Identification of potential crucial genes in atrial fibrillation: a bioinformatic analysis

BACKGROUND: Atrial fibrillation (AF) is at least partially heritable, affecting 2–3% of the population in Europe and the USA. However, a substantial proportion of heritability is still lacking. In the present study, we aim to identify potential crucial genes associated with AF through bioinformatic analyses of public datasets. METHODS: Microarray data sets of GSE115574, GSE31821, GSE79768, GSE41177 and GSE14975 from the Gene Expression Omnibus (GEO) database were retrieved. After merging all microarray data and adjusting batch effect, differentially expressed genes (DEGs) were identified. Functional enrichment analyses based on Gene Ontology (GO) resource, Kyoto Encyclopedia of Genes and Genomes (KEGG) resource, Gene Set Enrichment Analysis (GSEA), Reactome Pathway Database and Disease Ontology (DO) were carried out. Protein-protein interaction (PPI) network was constructed using the STRING database. Combined with aforementioned significant bioinformatics information, potential crucial genes were subsequently selected. The comparative toxicogenomics database (CTD) was used to explore the interaction between potential crucial genes and AF. RESULT: We identified 27 of DEGs with gene expression fold change (FC) ≥ 1.5 or ≤ 2/3 (|log2 FC| ≥ 0.58) and 5 with FC ≥ 2 or ≤ 0.5 (|log2 FC| ≥ 1) of AF patients compared with sinus rhythm controls.

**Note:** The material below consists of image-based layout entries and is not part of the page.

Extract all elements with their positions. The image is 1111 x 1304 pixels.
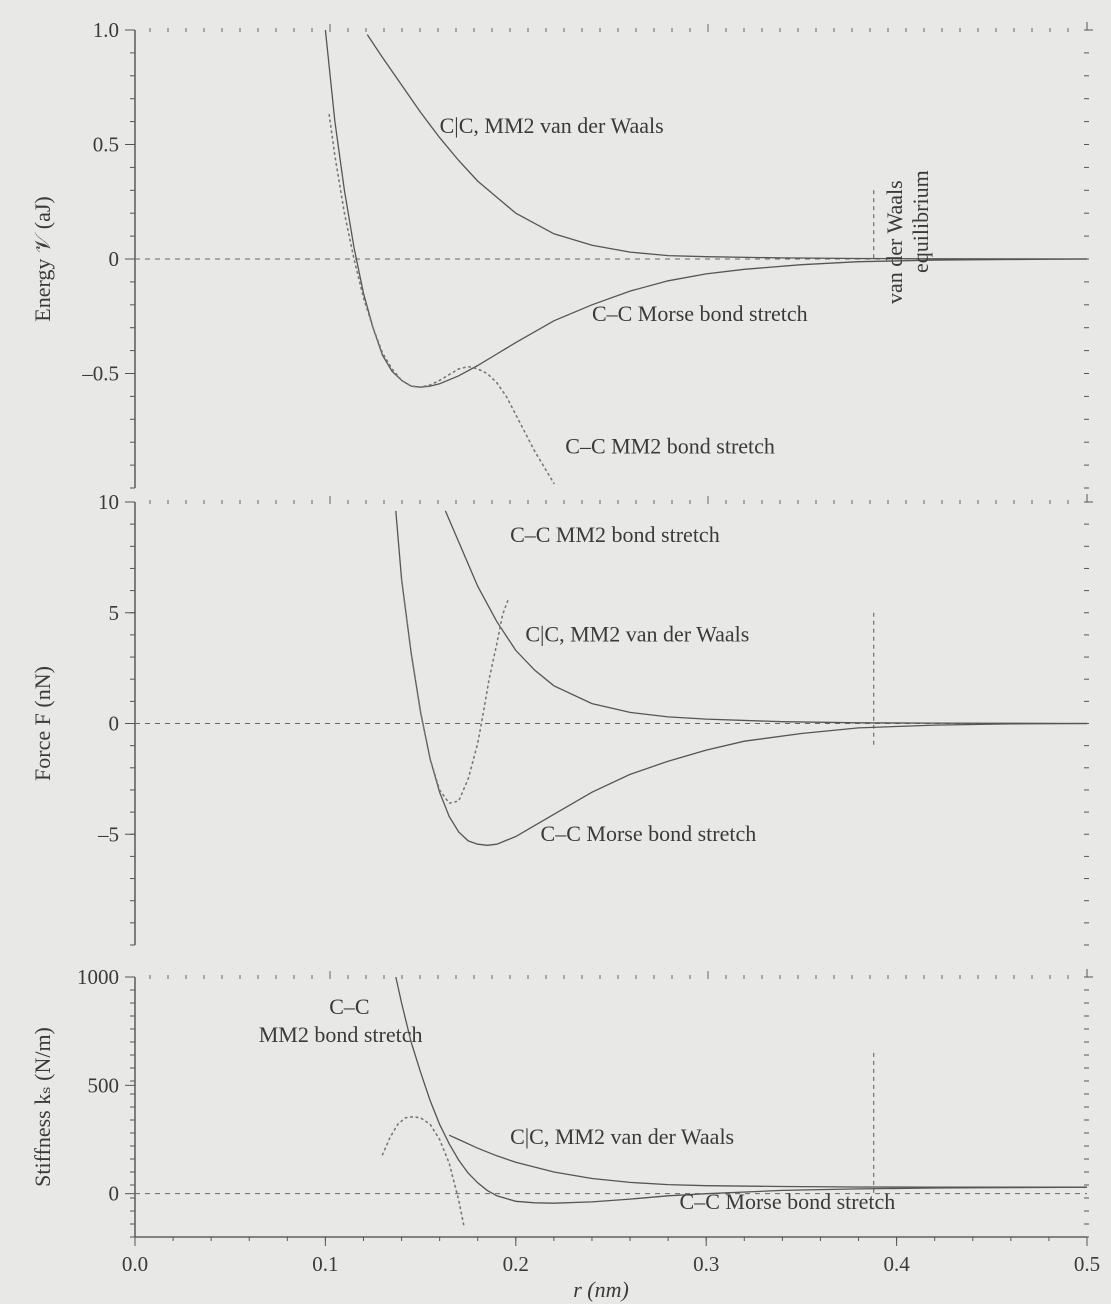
energy-annotation-2: C–C MM2 bond stretch [565, 434, 775, 459]
force-y-tick-label: 10 [98, 490, 119, 514]
stiffness-annotation-3: C–C Morse bond stretch [680, 1189, 896, 1214]
stiffness-annotation-2: C|C, MM2 van der Waals [510, 1124, 734, 1149]
force-y-axis-title: Force F (nN) [30, 666, 55, 781]
energy-equilibrium-label-1: van der Waals [882, 180, 907, 304]
x-tick-label: 0.5 [1074, 1252, 1100, 1276]
x-axis-title: r (nm) [573, 1277, 629, 1302]
stiffness-series-group [381, 976, 1087, 1230]
force-annotation-1: C|C, MM2 van der Waals [525, 622, 749, 647]
energy-series-vdw [366, 34, 1087, 260]
x-tick-label: 0.4 [883, 1252, 910, 1276]
energy-y-tick-label: 0.5 [93, 133, 119, 157]
force-y-tick-label: 0 [109, 712, 120, 736]
force-series-morse [395, 510, 1087, 846]
x-tick-label: 0.1 [312, 1252, 338, 1276]
stiffness-y-tick-label: 0 [109, 1182, 120, 1206]
energy-equilibrium-label-2: equilibrium [908, 170, 933, 273]
stiffness-annotation-0: C–C [329, 994, 369, 1019]
force-y-tick-label: 5 [109, 601, 120, 625]
chart-root: 1.0 0.5 0 –0.5 Energy 𝒱 (aJ) van der Waals equ… [30, 18, 1100, 1302]
stiffness-annotation-1: MM2 bond stretch [259, 1022, 423, 1047]
force-panel: 10 5 0 –5 Force F (nN) C–C MM2 bond stretch C|… [30, 490, 1093, 946]
energy-annotation-0: C|C, MM2 van der Waals [440, 113, 664, 138]
stiffness-series-vdw [448, 1134, 1087, 1188]
x-tick-label: 0.0 [122, 1252, 148, 1276]
energy-y-tick-label: 1.0 [93, 18, 119, 42]
stiffness-y-tick-label: 1000 [77, 965, 119, 989]
x-tick-label: 0.3 [693, 1252, 719, 1276]
stiffness-y-tick-label: 500 [88, 1073, 120, 1097]
energy-y-axis-title: Energy 𝒱 (aJ) [30, 196, 55, 321]
force-annotation-0: C–C MM2 bond stretch [510, 522, 720, 547]
energy-series-group [324, 29, 1087, 485]
stiffness-series-morse [395, 976, 1087, 1204]
force-y-tick-label: –5 [97, 822, 119, 846]
energy-y-tick-label: 0 [109, 247, 120, 271]
stiffness-y-axis-title: Stiffness kₛ (N/m) [30, 1027, 55, 1187]
force-annotation-2: C–C Morse bond stretch [541, 821, 757, 846]
energy-series-mm2 [328, 113, 555, 485]
x-tick-label: 0.2 [503, 1252, 529, 1276]
force-series-group [395, 510, 1087, 846]
stiffness-series-mm2 [381, 1115, 466, 1230]
force-series-mm2 [400, 578, 509, 805]
force-series-vdw [444, 510, 1087, 725]
energy-panel: 1.0 0.5 0 –0.5 Energy 𝒱 (aJ) van der Waals equ… [30, 18, 1093, 489]
energy-annotation-1: C–C Morse bond stretch [592, 301, 808, 326]
stiffness-panel: 1000 500 0 Stiffness kₛ (N/m) C–C MM2 bond st… [30, 965, 1100, 1302]
energy-y-tick-label: –0.5 [81, 362, 119, 386]
energy-series-morse [324, 29, 1087, 388]
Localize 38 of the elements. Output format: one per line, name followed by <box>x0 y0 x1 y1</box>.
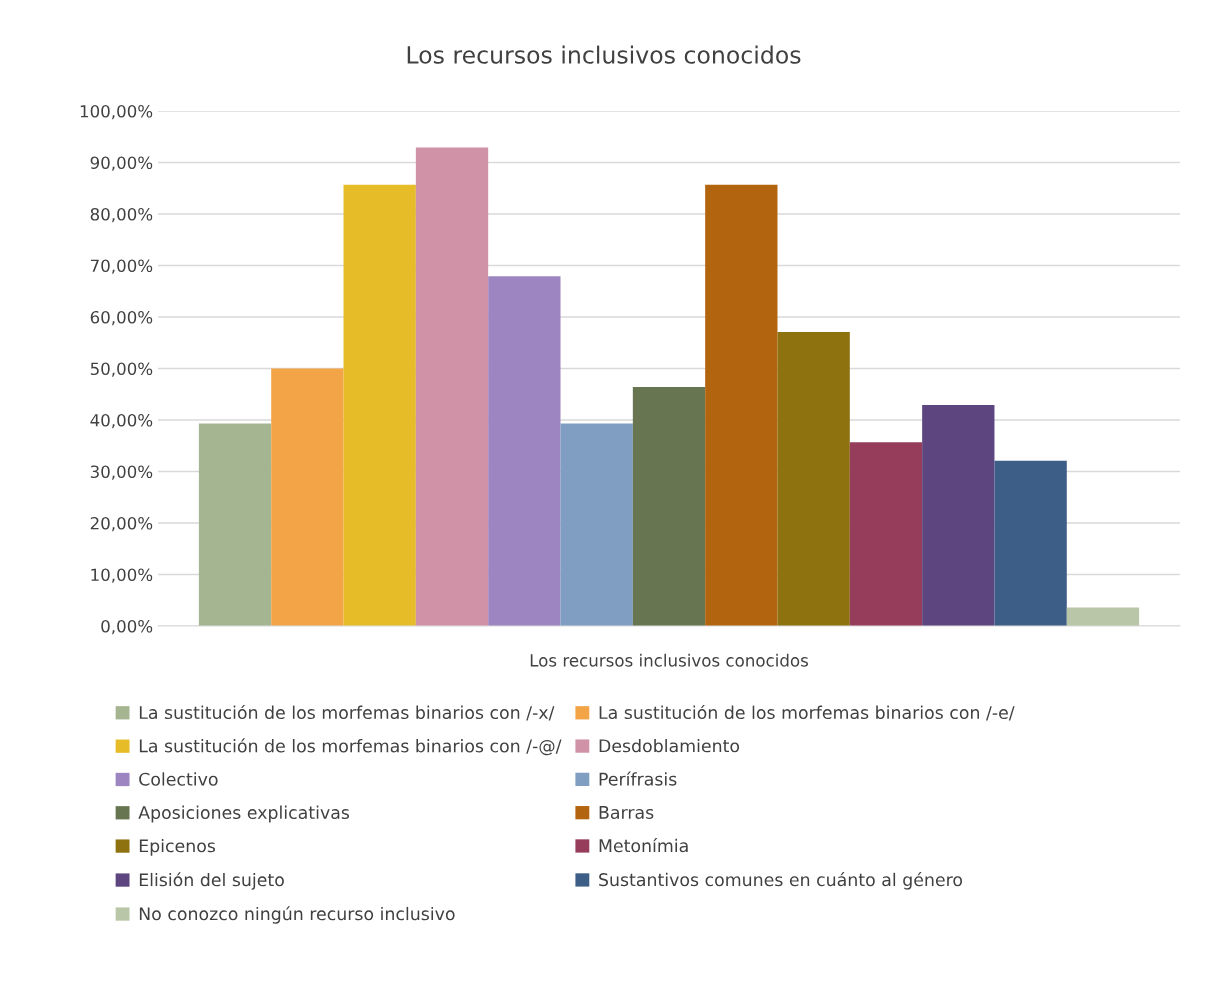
legend-label: Epicenos <box>139 838 216 856</box>
y-tick-label: 30,00% <box>90 465 153 480</box>
bar <box>777 331 850 626</box>
bar <box>994 460 1067 626</box>
legend-label: La sustitución de los morfemas binarios con /-@/ <box>139 738 562 756</box>
bar <box>343 184 416 626</box>
bar <box>632 387 706 626</box>
legend-label: Aposiciones explicativas <box>138 805 350 823</box>
y-tick-label: 60,00% <box>90 310 153 326</box>
bar <box>849 442 923 626</box>
chart-title: Los recursos inclusivos conocidos <box>407 45 801 64</box>
legend-label: No conozco ningún recurso inclusivo <box>139 906 455 924</box>
legend-label: La sustitución de los morfemas binarios con /-x/ <box>139 704 555 721</box>
legend-label: Barras <box>599 806 654 819</box>
y-tick-label: 100,00% <box>80 104 153 120</box>
y-tick-label: 50,00% <box>90 362 153 377</box>
legend-label: Elisión del sujeto <box>139 872 284 890</box>
bar <box>271 368 344 626</box>
legend-label: Sustantivos comunes en cuánto al género <box>599 872 963 890</box>
bar <box>922 405 995 626</box>
bar <box>1066 607 1140 626</box>
legend-label: La sustitución de los morfemas binarios con /-e/ <box>599 704 1015 721</box>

The most significantly enriched pathway was regulation of insulin-like growth factor transport and uptake by insulin-like growth factor binding proteins. IGFBP2, C1orf105, FHL2, CHGB, ATP1B4, IGFBP3, SLC26A9, CXCR4 and HTR2B were considered the potential crucial genes. CTD showed CXCR4, IGFBP2, IGFBP3 and FHL2 had higher scores with AF. CONCLUSIONS: The 9 potential crucial genes, especially CXCR4, IGFBP2, IGFBP3 and FHL2, may be associated with risk of AF. Our study provided new insights of AF into genetics, molecular pathogenesis and new therapeutic targets.